Partout, les producteurs vont s’approprier leurs supports de travail, leurs outils de travail ; les nomades vont s’approprier des troupeaux, et les cultivateurs vont s’approprier la terre en se sédentarisant, les éleveurs les pâturages. Mais surtout ils vont s’approprier les produits qu’ils auront fabriqués, pour pouvoir les négocier, en vue d’un échange ; pour pouvoir les vendre. Ainsi, le producteur ne va plus seulement produire, et attendre que son produit soit acheté, il va le vendre ; il va créer le besoin pour le vendre. Il va faire de la publicité. Il devient donc dépendant de ses « clients ». Non seulement pour sa propre subsistance il est dépendant de ses congénères, du fait de sa spécialisation, mais en plus, sa production, son labeur, ou plutôt la valeur échangeable de celui-ci, devient dépendante des autres consommateurs, des clients. S’il ne vend pas ses produits, ses services, il n’obtiendra pas de moyen de subsistance.     

De plus, les supports de travail, et les ressources elles-mêmes, vont pouvoir se vendre. La terre prend de la valeur, de même que le bétail ou les semences.

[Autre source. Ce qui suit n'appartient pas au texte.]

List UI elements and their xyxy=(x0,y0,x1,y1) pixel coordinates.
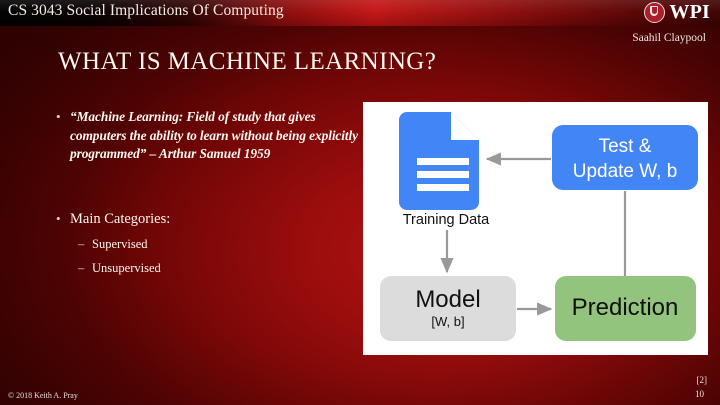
training-data-label: Training Data xyxy=(403,212,490,228)
bullet-item-quote: • “Machine Learning: Field of study that… xyxy=(56,108,361,164)
bullet-quote-text: “Machine Learning: Field of study that g… xyxy=(70,108,361,164)
sub-bullet-marker: – xyxy=(78,236,92,253)
author-name: Saahil Claypool xyxy=(632,32,706,44)
test-update-box: Test & Update W, b xyxy=(552,125,698,190)
model-title: Model xyxy=(415,286,480,313)
wpi-logo: WPI xyxy=(644,1,710,23)
bullet-categories-text: Main Categories: xyxy=(70,210,170,229)
page-title: WHAT IS MACHINE LEARNING? xyxy=(58,48,436,76)
bullet-item-categories: • Main Categories: xyxy=(56,210,361,229)
copyright-text: © 2018 Keith A. Pray xyxy=(8,391,78,400)
page-number: 10 xyxy=(695,389,704,399)
document-icon xyxy=(399,112,479,210)
test-update-line2: Update W, b xyxy=(573,161,678,182)
sub-bullet-label: Supervised xyxy=(92,236,148,253)
test-update-line1: Test & xyxy=(599,136,652,157)
sub-bullet-marker: – xyxy=(78,260,92,277)
bullet-marker: • xyxy=(56,210,70,228)
prediction-label: Prediction xyxy=(572,294,679,321)
prediction-box: Prediction xyxy=(555,276,696,341)
wpi-logo-text: WPI xyxy=(669,1,710,23)
bullet-marker: • xyxy=(56,108,70,126)
model-subtitle: [W, b] xyxy=(431,314,464,329)
sub-bullet-unsupervised: – Unsupervised xyxy=(78,260,361,277)
ml-workflow-diagram: Training Data Test & Update W, b Model [… xyxy=(363,102,708,355)
slide: CS 3043 Social Implications Of Computing… xyxy=(0,0,720,405)
bullet-list: • “Machine Learning: Field of study that… xyxy=(56,108,361,277)
course-title: CS 3043 Social Implications Of Computing xyxy=(8,2,284,20)
citation-reference: [2] xyxy=(697,375,708,385)
sub-bullet-label: Unsupervised xyxy=(92,260,161,277)
wpi-seal-icon xyxy=(644,2,665,23)
sub-bullet-supervised: – Supervised xyxy=(78,236,361,253)
model-box: Model [W, b] xyxy=(380,276,516,341)
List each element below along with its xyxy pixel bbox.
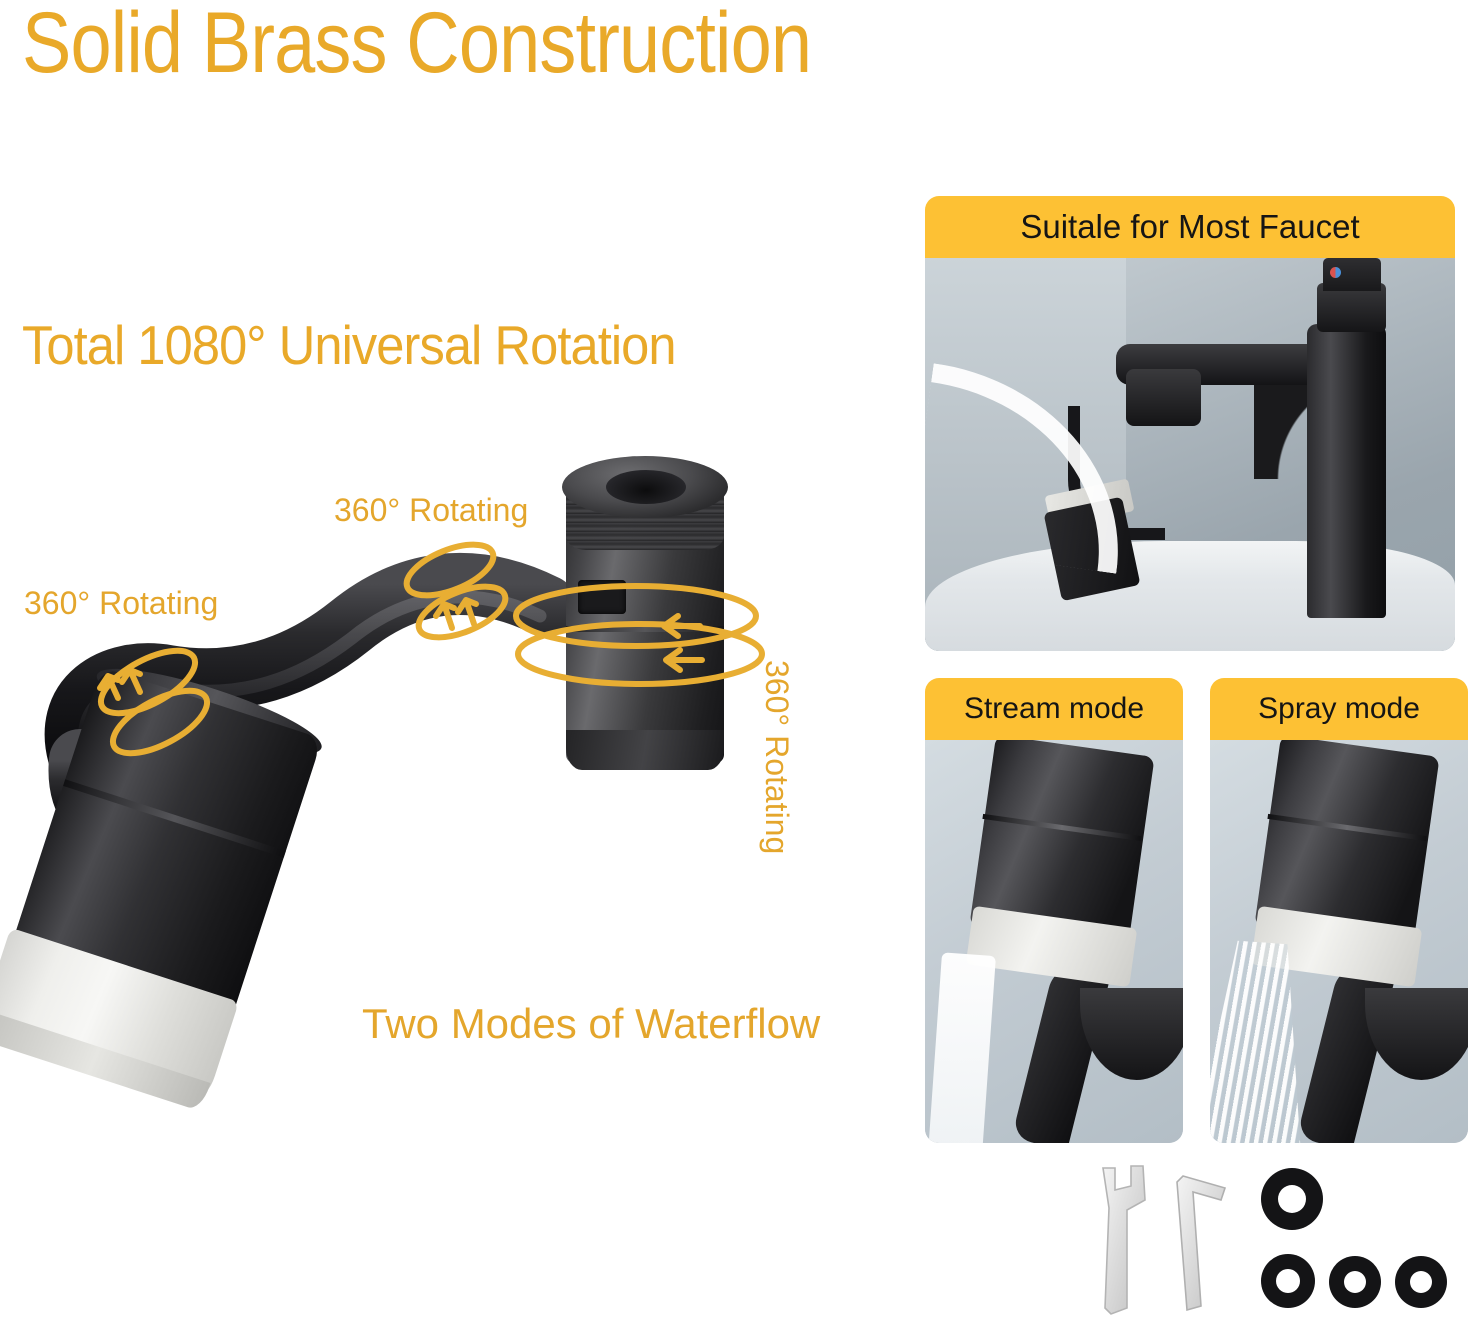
hex-key-icon (1177, 1176, 1225, 1310)
panel-spray-mode: Spray mode (1210, 678, 1468, 1143)
callout-rotate-top: 360° Rotating (334, 492, 528, 529)
callout-rotate-vertical: 360° Rotating (758, 660, 795, 854)
o-ring-small (1329, 1256, 1381, 1308)
o-ring-small (1261, 1254, 1315, 1308)
o-ring-large (1261, 1168, 1323, 1230)
panel-stream-mode: Stream mode (925, 678, 1183, 1143)
panel-suitable-for-most-faucet: Suitale for Most Faucet (925, 196, 1455, 651)
faucet-column (1307, 324, 1387, 618)
panel-stream-label: Stream mode (925, 678, 1183, 740)
callout-two-modes-waterflow: Two Modes of Waterflow (362, 1000, 820, 1048)
panel-spray-photo (1210, 724, 1468, 1143)
page-subtitle: Total 1080° Universal Rotation (22, 313, 676, 377)
panel-faucet-photo (925, 242, 1455, 651)
spanner-wrench-icon (1103, 1166, 1145, 1314)
panel-stream-photo (925, 724, 1183, 1143)
panel-spray-label: Spray mode (1210, 678, 1468, 740)
accessories-group (1075, 1160, 1465, 1320)
o-ring-small (1395, 1256, 1447, 1308)
panel-faucet-label: Suitale for Most Faucet (925, 196, 1455, 258)
callout-rotate-left: 360° Rotating (24, 585, 218, 622)
page-title: Solid Brass Construction (22, 0, 811, 93)
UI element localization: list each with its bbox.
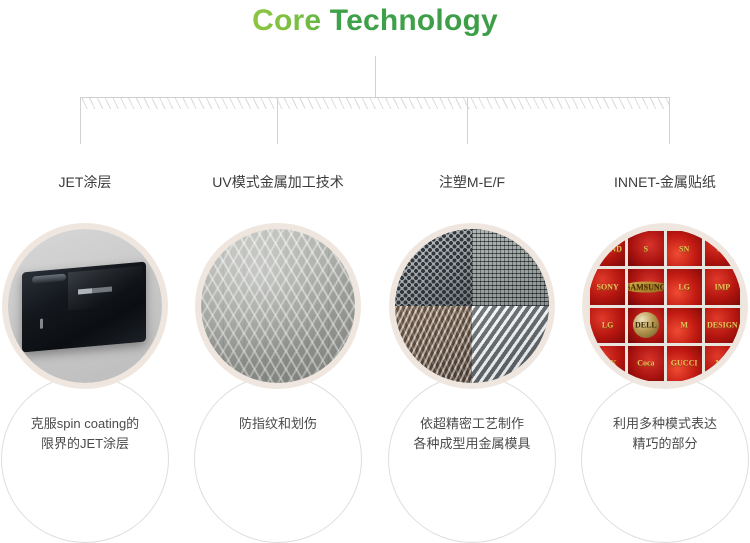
technology-column-injection-mold[interactable]: 注塑M-E/F 依超精密工艺制作 各种成型用金属模具 (378, 0, 566, 530)
caption-line-3a: 依超精密工艺制作 (394, 414, 550, 434)
sticker-mark: BRAND (593, 244, 621, 253)
sticker-tile: S (628, 231, 663, 266)
caption-circle-2: 防指纹和划伤 (194, 375, 362, 543)
sticker-tile: SO (705, 231, 740, 266)
sticker-mark: SONY (597, 282, 619, 291)
mold-quadrant-weave (395, 306, 472, 383)
sticker-mark: M (680, 321, 688, 330)
caption-circle-3: 依超精密工艺制作 各种成型用金属模具 (388, 375, 556, 543)
sticker-tile: SONY (590, 269, 625, 304)
device-slot (32, 274, 66, 284)
device-cover-shape (22, 262, 146, 353)
core-technology-infographic: Core Technology JET涂层 克服spin coating的 限界… (0, 0, 750, 530)
technology-column-jet-coating[interactable]: JET涂层 克服spin coating的 限界的JET涂层 (0, 0, 179, 530)
innet-metal-sticker-image: BRAND S SN SO SONY SAMSUNG LG IMP LG DEL… (588, 229, 742, 383)
column-label-1: JET涂层 (0, 172, 179, 192)
caption-circle-1: 克服spin coating的 限界的JET涂层 (1, 375, 169, 543)
sticker-tile: IMP (705, 269, 740, 304)
sticker-tile: DESIGN (705, 308, 740, 343)
column-label-3: 注塑M-E/F (378, 172, 566, 192)
jet-coating-image (8, 229, 162, 383)
caption-line-1a: 克服spin coating的 (7, 414, 163, 434)
injection-mold-texture-photo[interactable] (389, 223, 555, 389)
sticker-tile: GUCCI (667, 346, 702, 381)
uv-pattern-sheen (201, 229, 355, 383)
injection-mold-texture-image (395, 229, 549, 383)
caption-line-4b: 精巧的部分 (587, 434, 743, 454)
caption-text-4: 利用多种模式表达 精巧的部分 (587, 414, 743, 454)
caption-circle-4: 利用多种模式表达 精巧的部分 (581, 375, 749, 543)
technology-column-uv-metal[interactable]: UV模式金属加工技术 防指纹和划伤 (184, 0, 372, 530)
sticker-tile: Coca (628, 346, 663, 381)
caption-line-1b: 限界的JET涂层 (7, 434, 163, 454)
sticker-tile: LG (667, 269, 702, 304)
mold-quadrant-brushed (472, 306, 549, 383)
uv-metal-pattern-image (201, 229, 355, 383)
sticker-tile: SAMSUNG (628, 269, 663, 304)
mold-quadrant-mesh (472, 229, 549, 306)
column-label-4: INNET-金属贴纸 (571, 172, 750, 192)
device-indicator-dot (40, 319, 43, 329)
sticker-mark: DESIGN (707, 321, 738, 330)
sticker-tile: BRAND (590, 231, 625, 266)
caption-line-4a: 利用多种模式表达 (587, 414, 743, 434)
caption-line-3b: 各种成型用金属模具 (394, 434, 550, 454)
sticker-tile: MO (705, 346, 740, 381)
sticker-tile: NOK (590, 346, 625, 381)
innet-metal-sticker-photo[interactable]: BRAND S SN SO SONY SAMSUNG LG IMP LG DEL… (582, 223, 748, 389)
sticker-mark: LG (678, 282, 690, 291)
jet-coating-photo[interactable] (2, 223, 168, 389)
mold-quadrant-hexdots (395, 229, 472, 306)
sticker-mark: Coca (637, 359, 654, 368)
sticker-mark: NOK (599, 359, 617, 368)
sticker-mark: SO (717, 244, 728, 253)
sticker-mark: SAMSUNG (628, 281, 663, 292)
technology-column-innet-sticker[interactable]: INNET-金属贴纸 利用多种模式表达 精巧的部分 BRAND S SN SO … (571, 0, 750, 530)
uv-metal-pattern-photo[interactable] (195, 223, 361, 389)
sticker-mark: S (644, 244, 648, 253)
caption-line-2a: 防指纹和划伤 (200, 414, 356, 434)
caption-text-2: 防指纹和划伤 (200, 414, 356, 434)
sticker-mark: LG (602, 321, 614, 330)
sticker-mark: MO (715, 359, 729, 368)
caption-text-1: 克服spin coating的 限界的JET涂层 (7, 414, 163, 454)
sticker-tile-grid: BRAND S SN SO SONY SAMSUNG LG IMP LG DEL… (588, 229, 742, 383)
sticker-mark: SN (679, 244, 689, 253)
sticker-tile: SN (667, 231, 702, 266)
sticker-mark: IMP (715, 282, 731, 291)
caption-text-3: 依超精密工艺制作 各种成型用金属模具 (394, 414, 550, 454)
sticker-mark: GUCCI (671, 359, 698, 368)
sticker-mark: DELL (635, 321, 657, 330)
sticker-tile: LG (590, 308, 625, 343)
column-label-2: UV模式金属加工技术 (184, 172, 372, 192)
sticker-tile: DELL (628, 308, 663, 343)
sticker-tile: M (667, 308, 702, 343)
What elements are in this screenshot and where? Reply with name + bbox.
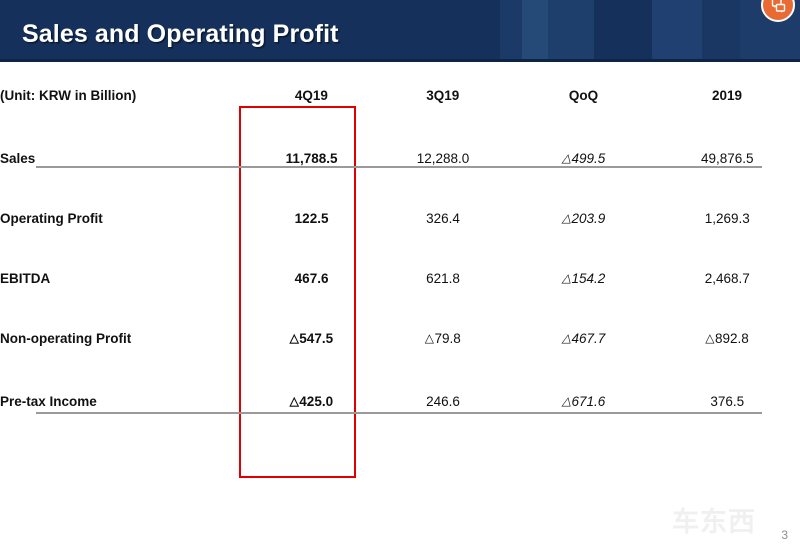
cell-operating-profit-qoq: △203.9: [513, 188, 654, 248]
row-label-sales: Sales: [0, 128, 250, 188]
cell-ebitda-4q19: 467.6: [250, 248, 372, 308]
cell-value: 1,269.3: [705, 211, 750, 226]
triangle-icon: △: [562, 394, 571, 408]
table-header-row: (Unit: KRW in Billion) 4Q19 3Q19 QoQ 201…: [0, 62, 800, 128]
table-row: Sales 11,788.5 12,288.0 △499.5 49,876.5: [0, 128, 800, 188]
header-stripe-4: [652, 0, 702, 62]
cell-value: 425.0: [299, 394, 333, 409]
header-stripe-0: [500, 0, 522, 62]
cell-sales-4q19: 11,788.5: [250, 128, 372, 188]
cell-value: 499.5: [572, 151, 606, 166]
cell-ebitda-qoq: △154.2: [513, 248, 654, 308]
header-stripe-1: [522, 0, 548, 62]
cell-value: 671.6: [572, 394, 606, 409]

Du coup, de cette propriété, la spéculation va naître : Des commerçants vont lui acheter des stocks, et les revendre plus chers, avec leurs marges prise sur la vente, ou sur le transport. On va, avec la marchandisation des terres et des ressources, créer des inégalités, certains possédant d’avantage de ressources que d’autres. A force de spéculation, des monopoles vont apparaître ; le producteur pouvant offrir le prix le plus bas pour un même produit remportera la vente, et donc aura un avantage monétaire. Au final, certains, qui n’arriveront pas à vendre leurs produits, ou qui n’arriveront pas à les vendre à un prix suffisant pour vivre, ne vont plus pouvoir se payer les autres produits qui leur sont nécessaires. Ils vont devoir vendre leurs outils, leurs ressources, leurs terres ; et il ne leur restera que leur force de travail à négocier sur le marché. Ils vont devenir des ouvriers, travaillant pour des propriétaires, fabricant des produits qui resteront entre les mains de ceux-ci, en échange d’une rémunération qui restera toujours inférieure à la valeur monnayable des produits que le travailleur aura fabriqué pour cela.     

La civilisation industrielle s’est développée dans le cadre de mythes commodes. Le moteur de la société industrielle moderne, c’est le gain personnel, qu’on juge légitime, et même méritoire, sous le prétexte que les vices de l’un font la prospérité de tous” Noam Chomsky, Manufacturing consent    

Aujourd’hui, même l’argent peut être monnayé ; ceux qui en détiennent de grandes quantités en vendent, sur les « marchés financiers », contre des intérêts, ou avec des marges prises sur les différences de valeur de différentes devises. Cette loi de l’offre et de la demande, le marché, qui a été universellement admis depuis l’agriculture, rend les individus doublement dépendants, à la fois de l’offre, et de la demande. En tant que consommateur, et en tant que travailleur. Et cette dépendance est la cause d’une immense insécurité individuelle. La valeur économique globale de la société augmente, à mesure qu’augmente la spécialisation, et que le labeur est réparti entre les mains de travailleurs de plus en plus spécialisés, mais en même temps, les individus sont, proportionnellement, en état de dépendance et d’insécurité économique croissante.